Félix Tshisekedi a ouvert la porte à des négociations avec le M23, un mouvement rebelle actif dans l'est de la République démocratique du Congo (RDC). Les deux parties pourraient se rencontrer prochainement à Luanda, en Angola, sous médiation angolaise. Ce revirement marque un changement notable dans la posture du gouvernement congolais, qui avait jusqu'ici refusé tout dialogue avec ce groupe qualifié de "terroriste".
Un changement de ton significatif
Il y a quelques jours à peine, le ministère congolais de la Justice offrait une prime de 5 millions de dollars pour l'arrestation de Corneille Nangaa, Bertrand Bisimwa et Sultani Makenga, trois figures de proue du M23. Pourtant, quelques jours plus tard, un communiqué de la présidence angolaise annonçait que Félix Tshisekedi avait sollicité l'Angola pour faciliter des négociations directes avec le M23. Ce changement de cap soulève des questions sur la stratégie du président congolais.
Selon le communiqué, Tshisekedi a effectué une visite "brève" à Luanda pour demander aux autorités angolaises d'établir un contact avec le M23. L'objectif affiché est de parvenir à une paix durable dans l'est de la RDC, une région en proie à des conflits armés récurrents depuis des décennies.
Un aveu de faiblesse ?
Ce revirement est perçu par certains observateurs comme un aveu de faiblesse. En effet, Tshisekedi avait jusqu'ici fermement rejeté toute négociation avec le M23, qualifiant ses membres de "terroristes" ou de "fantoches". Cette volte-face intervient après une série de déclarations fermes et de mesures répressives, notamment la mise à prix des leaders du mouvement.
Du côté du M23, la réaction est prudente. Oscar Bahinda, porte-parole adjoint du mouvement, a déclaré : "Nous avons vu le communiqué comme vous. Maintenant, nous attendons l'invitation." Il rappelle également que cette initiative de dialogue émane cette fois de Tshisekedi, et non du M23. Bahinda souligne que son groupe a déjà participé à des négociations par le passé, notamment en 2009 et 2013, mais que ces accords n'ont jamais résolu les problèmes de fond.
Un contexte différent
Bob Kabamba, politologue à l'Université de Liège et spécialiste de la région, explique que le contexte actuel diffère des précédentes tentatives de négociation. "Aujourd'hui, le M23 contrôle une superficie considérable, avec plus de 50 000 km² et une population de plus de 10 millions d'habitants. Le rapport de force a changé", affirme-t-il.
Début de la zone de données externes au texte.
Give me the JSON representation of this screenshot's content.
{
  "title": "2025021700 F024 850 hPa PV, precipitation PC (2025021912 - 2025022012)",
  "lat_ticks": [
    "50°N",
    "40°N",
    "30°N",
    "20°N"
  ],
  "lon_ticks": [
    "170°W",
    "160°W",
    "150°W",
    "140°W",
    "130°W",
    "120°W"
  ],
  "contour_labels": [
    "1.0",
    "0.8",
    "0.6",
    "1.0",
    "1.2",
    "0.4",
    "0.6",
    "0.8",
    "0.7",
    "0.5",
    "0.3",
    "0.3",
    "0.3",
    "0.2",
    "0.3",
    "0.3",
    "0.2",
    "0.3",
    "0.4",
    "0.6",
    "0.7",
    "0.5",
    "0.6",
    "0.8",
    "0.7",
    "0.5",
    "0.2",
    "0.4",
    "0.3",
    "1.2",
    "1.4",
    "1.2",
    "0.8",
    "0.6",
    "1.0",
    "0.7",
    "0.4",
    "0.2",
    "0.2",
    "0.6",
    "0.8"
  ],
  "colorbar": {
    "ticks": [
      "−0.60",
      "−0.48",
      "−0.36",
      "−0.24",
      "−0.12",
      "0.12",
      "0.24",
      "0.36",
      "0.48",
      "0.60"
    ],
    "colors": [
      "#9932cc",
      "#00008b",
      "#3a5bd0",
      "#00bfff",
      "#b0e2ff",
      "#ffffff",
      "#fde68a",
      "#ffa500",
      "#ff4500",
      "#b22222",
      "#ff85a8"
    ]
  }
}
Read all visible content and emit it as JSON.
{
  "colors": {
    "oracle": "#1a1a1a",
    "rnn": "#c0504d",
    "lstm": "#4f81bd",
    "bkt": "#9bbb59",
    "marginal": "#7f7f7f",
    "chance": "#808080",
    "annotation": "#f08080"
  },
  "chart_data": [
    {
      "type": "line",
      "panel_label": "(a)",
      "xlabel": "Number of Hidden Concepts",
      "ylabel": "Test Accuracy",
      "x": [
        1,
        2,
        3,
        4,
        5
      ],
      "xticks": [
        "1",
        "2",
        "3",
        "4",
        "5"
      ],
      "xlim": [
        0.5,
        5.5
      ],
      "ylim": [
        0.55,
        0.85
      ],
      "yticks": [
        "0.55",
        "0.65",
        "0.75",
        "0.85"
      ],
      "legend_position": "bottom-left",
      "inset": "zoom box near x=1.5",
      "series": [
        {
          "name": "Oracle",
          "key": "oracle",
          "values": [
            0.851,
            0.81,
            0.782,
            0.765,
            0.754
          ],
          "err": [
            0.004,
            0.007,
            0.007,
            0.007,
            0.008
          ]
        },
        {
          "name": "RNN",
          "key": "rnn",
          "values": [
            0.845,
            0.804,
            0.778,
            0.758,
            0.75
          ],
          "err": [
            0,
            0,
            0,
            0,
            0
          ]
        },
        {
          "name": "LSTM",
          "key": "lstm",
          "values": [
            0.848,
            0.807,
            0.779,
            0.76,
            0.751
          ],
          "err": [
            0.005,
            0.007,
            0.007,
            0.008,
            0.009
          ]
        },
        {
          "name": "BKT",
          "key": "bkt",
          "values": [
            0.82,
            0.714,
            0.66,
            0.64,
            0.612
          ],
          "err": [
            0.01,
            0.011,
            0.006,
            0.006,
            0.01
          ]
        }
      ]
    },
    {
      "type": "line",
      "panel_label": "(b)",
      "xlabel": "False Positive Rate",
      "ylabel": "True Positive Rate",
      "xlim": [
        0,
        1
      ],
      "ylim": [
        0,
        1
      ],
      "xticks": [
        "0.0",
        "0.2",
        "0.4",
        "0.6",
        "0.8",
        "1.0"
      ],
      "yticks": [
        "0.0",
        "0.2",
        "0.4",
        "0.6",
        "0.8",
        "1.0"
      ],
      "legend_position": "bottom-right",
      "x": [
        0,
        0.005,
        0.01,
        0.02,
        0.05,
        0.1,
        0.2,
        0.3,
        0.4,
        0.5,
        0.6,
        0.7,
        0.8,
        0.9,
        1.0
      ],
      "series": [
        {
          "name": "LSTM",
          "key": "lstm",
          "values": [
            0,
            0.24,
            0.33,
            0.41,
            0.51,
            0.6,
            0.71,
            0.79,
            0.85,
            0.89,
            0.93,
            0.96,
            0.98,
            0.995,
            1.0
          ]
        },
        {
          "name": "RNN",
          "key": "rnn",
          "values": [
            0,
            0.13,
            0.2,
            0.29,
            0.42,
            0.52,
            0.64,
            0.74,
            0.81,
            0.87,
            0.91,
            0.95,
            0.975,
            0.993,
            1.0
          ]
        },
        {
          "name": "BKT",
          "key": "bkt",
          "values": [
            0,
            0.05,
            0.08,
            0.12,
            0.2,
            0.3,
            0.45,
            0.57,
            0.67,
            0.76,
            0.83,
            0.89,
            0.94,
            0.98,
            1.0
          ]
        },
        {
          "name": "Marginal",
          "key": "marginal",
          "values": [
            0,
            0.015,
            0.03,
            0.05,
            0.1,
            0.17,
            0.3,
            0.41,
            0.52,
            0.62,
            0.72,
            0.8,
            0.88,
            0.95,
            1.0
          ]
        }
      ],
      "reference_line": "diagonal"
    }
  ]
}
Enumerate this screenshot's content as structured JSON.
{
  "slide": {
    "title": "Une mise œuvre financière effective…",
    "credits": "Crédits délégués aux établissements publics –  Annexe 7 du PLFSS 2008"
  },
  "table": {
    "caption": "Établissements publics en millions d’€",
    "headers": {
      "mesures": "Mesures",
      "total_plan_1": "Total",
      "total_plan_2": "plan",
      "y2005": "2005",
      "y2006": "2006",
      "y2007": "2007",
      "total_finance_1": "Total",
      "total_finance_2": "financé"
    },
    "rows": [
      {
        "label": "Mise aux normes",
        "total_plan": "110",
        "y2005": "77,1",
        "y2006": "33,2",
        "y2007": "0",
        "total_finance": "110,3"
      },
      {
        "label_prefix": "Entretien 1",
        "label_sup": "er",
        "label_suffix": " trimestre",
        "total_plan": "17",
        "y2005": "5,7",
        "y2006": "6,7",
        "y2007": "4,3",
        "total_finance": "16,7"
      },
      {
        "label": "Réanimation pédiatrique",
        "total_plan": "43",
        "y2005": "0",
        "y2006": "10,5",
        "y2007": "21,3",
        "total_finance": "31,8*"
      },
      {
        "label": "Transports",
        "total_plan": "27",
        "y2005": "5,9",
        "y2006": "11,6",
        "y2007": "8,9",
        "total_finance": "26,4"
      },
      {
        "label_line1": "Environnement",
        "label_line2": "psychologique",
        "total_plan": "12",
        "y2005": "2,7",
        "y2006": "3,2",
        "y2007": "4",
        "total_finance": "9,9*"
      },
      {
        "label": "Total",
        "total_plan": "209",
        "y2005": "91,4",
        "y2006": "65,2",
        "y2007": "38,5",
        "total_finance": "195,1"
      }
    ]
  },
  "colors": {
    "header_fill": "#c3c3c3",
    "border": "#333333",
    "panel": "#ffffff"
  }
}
Les observateurs soulignent également les difficultés militaires rencontrées par le gouvernement congolais. Malgré les efforts déployés, les troupes gouvernementales n'ont pas réussi à contenir l'avancée du M23, qui menace désormais des régions stratégiques comme Kisangani et le Katanga. Par ailleurs, le soutien militaire du Burundi, allié traditionnel de Kinshasa, s'est essoufflé, affaiblissant davantage la position du gouvernement.
Les enjeux des négociations
Pour Kabamba, la précipitation de Tshisekedi à engager des pourparlers s'explique par la crainte de voir le M23 renforcer encore son emprise territoriale. "Il veut éviter de se retrouver à la table des négociations face à un adversaire trop puissant", analyse-t-il.
Cependant, les négociations s'annoncent complexes. Le M23 pourrait exiger des concessions majeures, telles que la levée des condamnations à mort visant ses cadres, l'abandon des primes offertes pour leur capture, et l'annulation de la résolution parlementaire interdisant tout dialogue avec les rebelles. Ces demandes risquent de susciter des tensions au sein de la majorité présidentielle, traditionnellement hostile à toute forme de compromis avec les groupes armés.
Une paix fragile en perspective
Si les négociations aboutissent, elles pourraient marquer un tournant dans le conflit qui déchire l'est de la RDC. Toutefois, l'histoire récente montre que les accords signés avec le M23 n'ont jamais résolu les problèmes structurels à l'origine des conflits. La question reste donc ouverte : ce nouveau dialogue sera-t-il une simple trêve ou une réelle opportunité pour une paix durable ?
En attendant, Félix Tshisekedi se retrouve dans une position délicate, tiraillé entre la nécessité de négocier et la pression politique interne. Son approche, bien que perçue par certains comme un signe de faiblesse, pourrait aussi être interprétée comme une tentative pragmatique de stabiliser une région en proie à l'instabilité depuis trop longtemps.